Wie können Kommunen in Zukunft klimaneutral mit Wärme versorgt werden? Antworten darauf will die kommunale Wärmeplanung liefern. So viel scheint zumindest klar: „Die Wärmewende ist elektrisch“, so Lisa-Maria Eberle, zuständig für die Projektsteuerung beim Zweckverband zur Gasversorgung des Brenztals (ZGB), der mit der Wärmeplanung für Herbrechtingen beauftragt ist. „Deshalb muss mehr Strom produziert werden, der regenerativ erzeugt wird.“ Die jetzt dem Gemeinderat vorgestellte Potenzialanalyse gibt erste Anhaltspunkte, welche Maßnahmen von besonderer Bedeutung sein könnten, etwa Solarenergie, Abwärme oder Biomasse.

20 Prozent der Herbrechtinger Dächer haben PV-Anlagen

Laut Bestandsanalyse gibt es in Herbrechtingen rund 4200 Gebäude, 3700 davon sind private Wohngebäude, drei Viertel davon werden mit Gas beheizt. Die Nutzung des Photovoltaik-Potenzials auf Dachflächen liegt derzeit bei 20 Prozent. Und durch die energetische Sanierung der Wohngebäude könnte theoretisch der gesamte Wärmebedarf um rund ein Drittel gesenkt werden.

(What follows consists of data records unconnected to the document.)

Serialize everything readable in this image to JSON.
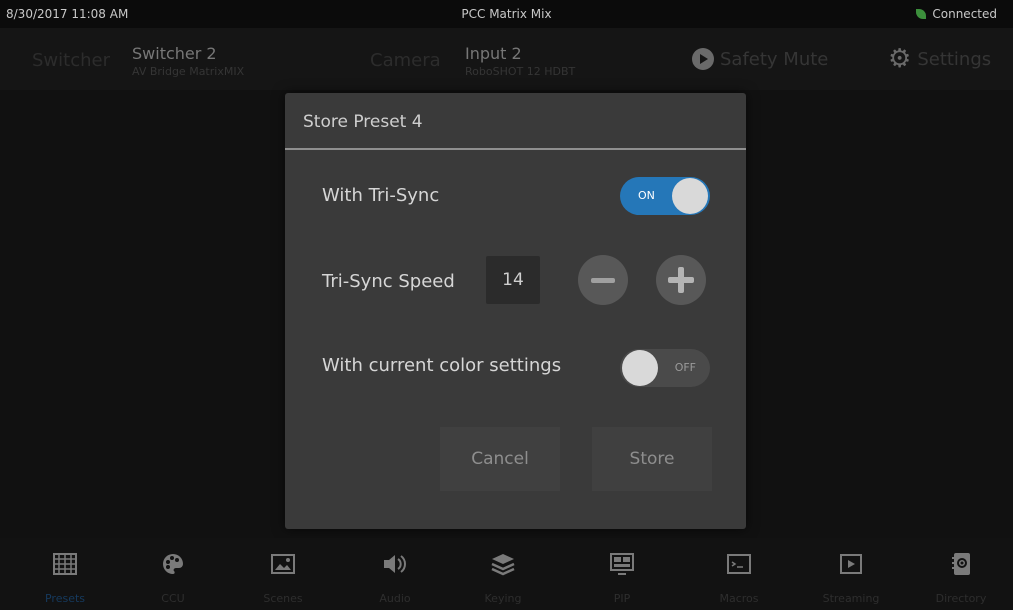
{
  "status": {
    "datetime": "8/30/2017 11:08 AM",
    "title": "PCC Matrix Mix",
    "connection": "Connected",
    "connection_color": "#3c8f3c"
  },
  "header": {
    "switcher_label": "Switcher",
    "switcher_name": "Switcher 2",
    "switcher_model": "AV Bridge MatrixMIX",
    "camera_label": "Camera",
    "camera_name": "Input 2",
    "camera_model": "RoboSHOT 12 HDBT",
    "safety_mute_label": "Safety Mute",
    "settings_label": "Settings"
  },
  "dialog": {
    "title": "Store Preset 4",
    "with_trisync_label": "With Tri-Sync",
    "with_trisync_state": "ON",
    "trisync_speed_label": "Tri-Sync Speed",
    "trisync_speed_value": "14",
    "color_settings_label": "With current color settings",
    "color_settings_state": "OFF",
    "cancel_label": "Cancel",
    "store_label": "Store",
    "accent_color": "#2577b8"
  },
  "nav": {
    "items": [
      {
        "label": "Presets",
        "icon": "grid-icon",
        "active": true
      },
      {
        "label": "CCU",
        "icon": "palette-icon"
      },
      {
        "label": "Scenes",
        "icon": "picture-icon"
      },
      {
        "label": "Audio",
        "icon": "speaker-icon"
      },
      {
        "label": "Keying",
        "icon": "layers-icon"
      },
      {
        "label": "PIP",
        "icon": "pip-icon"
      },
      {
        "label": "Macros",
        "icon": "terminal-icon"
      },
      {
        "label": "Streaming",
        "icon": "play-icon"
      },
      {
        "label": "Directory",
        "icon": "contacts-icon"
      }
    ]
  }
}
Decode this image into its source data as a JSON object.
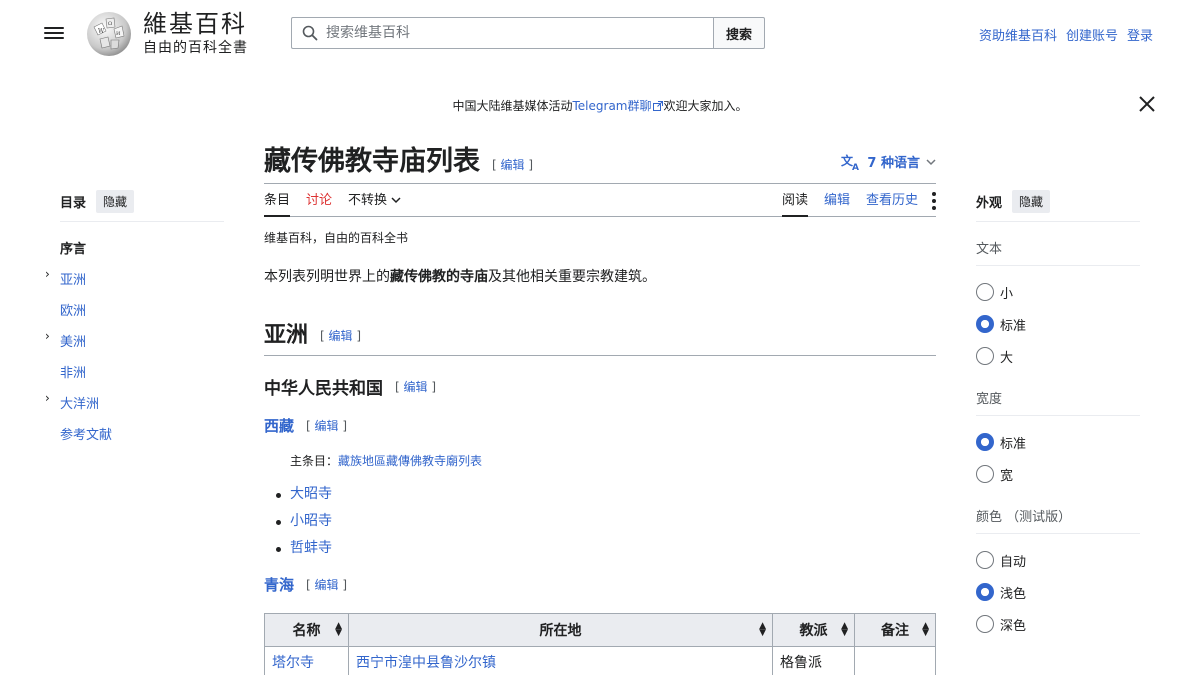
{
  "header": {
    "logo_title": "維基百科",
    "logo_tagline": "自由的百科全書",
    "search_placeholder": "搜索维基百科",
    "search_button": "搜索",
    "user_links": [
      "资助维基百科",
      "创建账号",
      "登录"
    ]
  },
  "banner": {
    "prefix": "中国大陆维基媒体活动",
    "link": "Telegram群聊",
    "suffix": "欢迎大家加入。"
  },
  "toc": {
    "title": "目录",
    "hide": "隐藏",
    "items": [
      {
        "label": "序言",
        "expandable": false
      },
      {
        "label": "亚洲",
        "expandable": true
      },
      {
        "label": "欧洲",
        "expandable": false
      },
      {
        "label": "美洲",
        "expandable": true
      },
      {
        "label": "非洲",
        "expandable": false
      },
      {
        "label": "大洋洲",
        "expandable": true
      },
      {
        "label": "参考文献",
        "expandable": false
      }
    ]
  },
  "article": {
    "title": "藏传佛教寺庙列表",
    "edit_label": "编辑",
    "languages": "7 种语言",
    "tabs": {
      "article": "条目",
      "talk": "讨论",
      "variant": "不转换",
      "read": "阅读",
      "edit": "编辑",
      "history": "查看历史"
    },
    "tagline": "维基百科，自由的百科全书",
    "intro": {
      "pre": "本列表列明世界上的",
      "link": "藏传佛教",
      "bold": "的寺庙",
      "post": "及其他相关重要宗教建筑。"
    },
    "section_asia": "亚洲",
    "section_prc": "中华人民共和国",
    "section_tibet": "西藏",
    "main_article_label": "主条目：",
    "main_article_link": "藏族地區藏傳佛教寺廟列表",
    "tibet_list": [
      "大昭寺",
      "小昭寺",
      "哲蚌寺"
    ],
    "section_qinghai": "青海",
    "table": {
      "headers": [
        "名称",
        "所在地",
        "教派",
        "备注"
      ],
      "rows": [
        {
          "name": "塔尔寺",
          "location": "西宁市湟中县鲁沙尔镇",
          "school": "格鲁派",
          "note": ""
        }
      ]
    }
  },
  "appearance": {
    "title": "外观",
    "hide": "隐藏",
    "text_label": "文本",
    "text_options": [
      {
        "label": "小",
        "selected": false
      },
      {
        "label": "标准",
        "selected": true
      },
      {
        "label": "大",
        "selected": false
      }
    ],
    "width_label": "宽度",
    "width_options": [
      {
        "label": "标准",
        "selected": true
      },
      {
        "label": "宽",
        "selected": false
      }
    ],
    "color_label": "颜色 （测试版）",
    "color_options": [
      {
        "label": "自动",
        "selected": false
      },
      {
        "label": "浅色",
        "selected": true
      },
      {
        "label": "深色",
        "selected": false
      }
    ]
  },
  "colors": {
    "link": "#3366cc",
    "talk": "#dd3333",
    "text": "#202122",
    "border": "#a2a9b1"
  }
}
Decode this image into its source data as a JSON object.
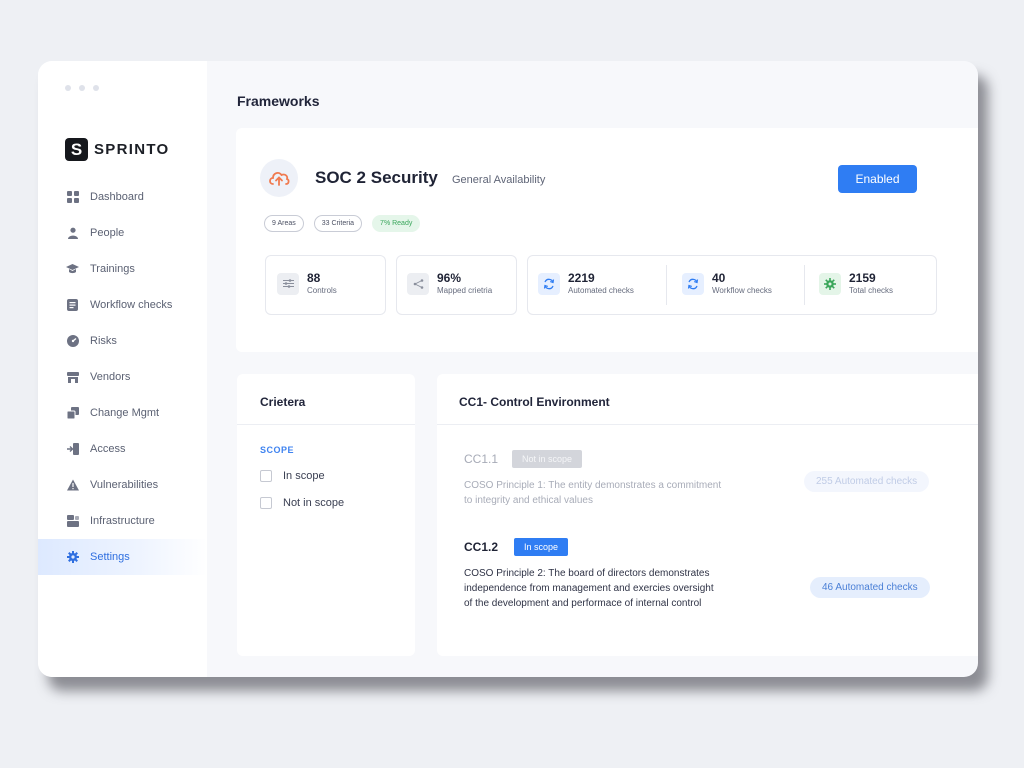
{
  "sidebar": {
    "logo_mark": "S",
    "logo_text": "SPRINTO",
    "items": [
      {
        "label": "Dashboard",
        "icon": "dashboard-icon"
      },
      {
        "label": "People",
        "icon": "person-icon"
      },
      {
        "label": "Trainings",
        "icon": "graduation-cap-icon"
      },
      {
        "label": "Workflow checks",
        "icon": "document-icon"
      },
      {
        "label": "Risks",
        "icon": "gauge-icon"
      },
      {
        "label": "Vendors",
        "icon": "store-icon"
      },
      {
        "label": "Change Mgmt",
        "icon": "copy-icon"
      },
      {
        "label": "Access",
        "icon": "login-icon"
      },
      {
        "label": "Vulnerabilities",
        "icon": "warning-icon"
      },
      {
        "label": "Infrastructure",
        "icon": "server-icon"
      },
      {
        "label": "Settings",
        "icon": "gear-icon",
        "active": true
      }
    ]
  },
  "main": {
    "title": "Frameworks"
  },
  "framework": {
    "name": "SOC 2 Security",
    "status_text": "General Availability",
    "enabled_label": "Enabled",
    "pills": [
      "9 Areas",
      "33 Criteria",
      "7% Ready"
    ],
    "stats": [
      {
        "value": "88",
        "label": "Controls",
        "icon": "sliders-icon"
      },
      {
        "value": "96%",
        "label": "Mapped crietria",
        "icon": "share-icon"
      },
      {
        "value": "2219",
        "label": "Automated checks",
        "icon": "sync-icon"
      },
      {
        "value": "40",
        "label": "Workflow checks",
        "icon": "sync-icon"
      },
      {
        "value": "2159",
        "label": "Total checks",
        "icon": "gear-icon"
      }
    ]
  },
  "criteria": {
    "title": "Crietera",
    "scope_label": "SCOPE",
    "options": [
      "In scope",
      "Not in scope"
    ]
  },
  "control": {
    "title": "CC1- Control Environment",
    "items": [
      {
        "code": "CC1.1",
        "badge": "Not in scope",
        "desc_lines": [
          "COSO Principle 1: The entity demonstrates a commitment",
          "to integrity and ethical values"
        ],
        "checks": "255 Automated checks",
        "in_scope": false
      },
      {
        "code": "CC1.2",
        "badge": "In scope",
        "desc_lines": [
          "COSO Principle 2: The board of directors demonstrates",
          "independence from management and exercies oversight",
          "of the development and performace of internal control"
        ],
        "checks": "46 Automated checks",
        "in_scope": true
      }
    ]
  },
  "colors": {
    "accent": "#2f7df3",
    "ready_green": "#39a65b",
    "active_nav_bg": "#dde9ff"
  }
}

Potenzial sehen die Planer des ZGB auch im Bereich Biomasse. Anhand des Viehbestands in Herbrechtingen und seinen Teilorten könnte doppelt so viel Biomasse genutzt werden wie bisher. Auch dem Abwasser oder der Brenz könnten durch den Einbau eines Wärmetauschers in Kombination mit einer Wärmepumpe Wärme entzogen und genutzt werden. Dazu müssten allerdings noch weitere Untersuchungen und Messungen erfolgen.

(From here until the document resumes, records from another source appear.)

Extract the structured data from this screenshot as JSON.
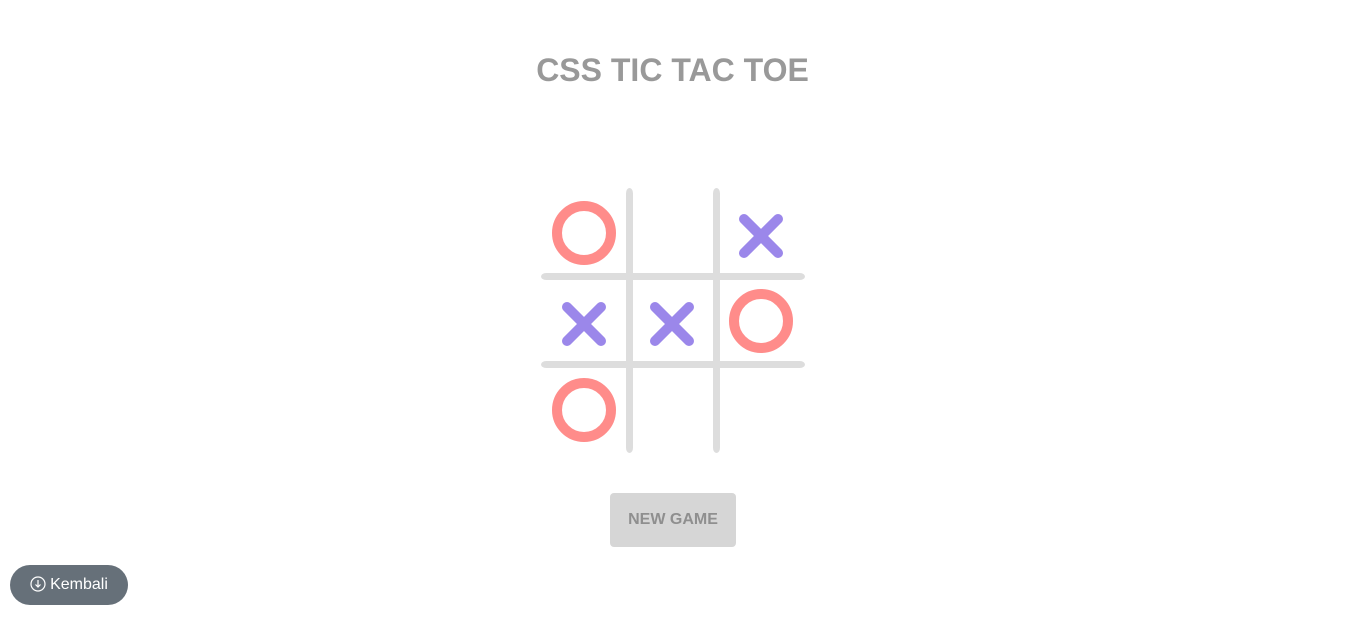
{
  "title": "CSS TIC TAC TOE",
  "board": {
    "cells": [
      "O",
      "",
      "X",
      "X",
      "X",
      "O",
      "O",
      "",
      ""
    ]
  },
  "colors": {
    "o_mark": "#ff8c8a",
    "x_mark": "#9b87ea",
    "grid": "#dddddd",
    "title": "#999999"
  },
  "buttons": {
    "new_game": "NEW GAME",
    "back": "Kembali"
  },
  "icons": {
    "back": "arrow-down-circle-icon"
  }
}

Und hier liegt ein Teil des Problems: In diesem Stadium der Wärmeplanung werden nur theoretisch und technisch realisierbare Potenziale betrachtet – unabhängig von ihrer Wirtschaftlichkeit. Dass dieser wichtige Faktor noch keine Berücksichtigung fand, ließ viele der Räte eher ratlos zurück. Etwa Matthias Sturm (FWV). Er verwies insbesondere auf die potenziellen Sanierungsmöglichkeiten bei Wohngebäuden. Hier müsste auch berücksichtigt werden, wie lange es dauere, bis sich solche Investitionen amortisieren.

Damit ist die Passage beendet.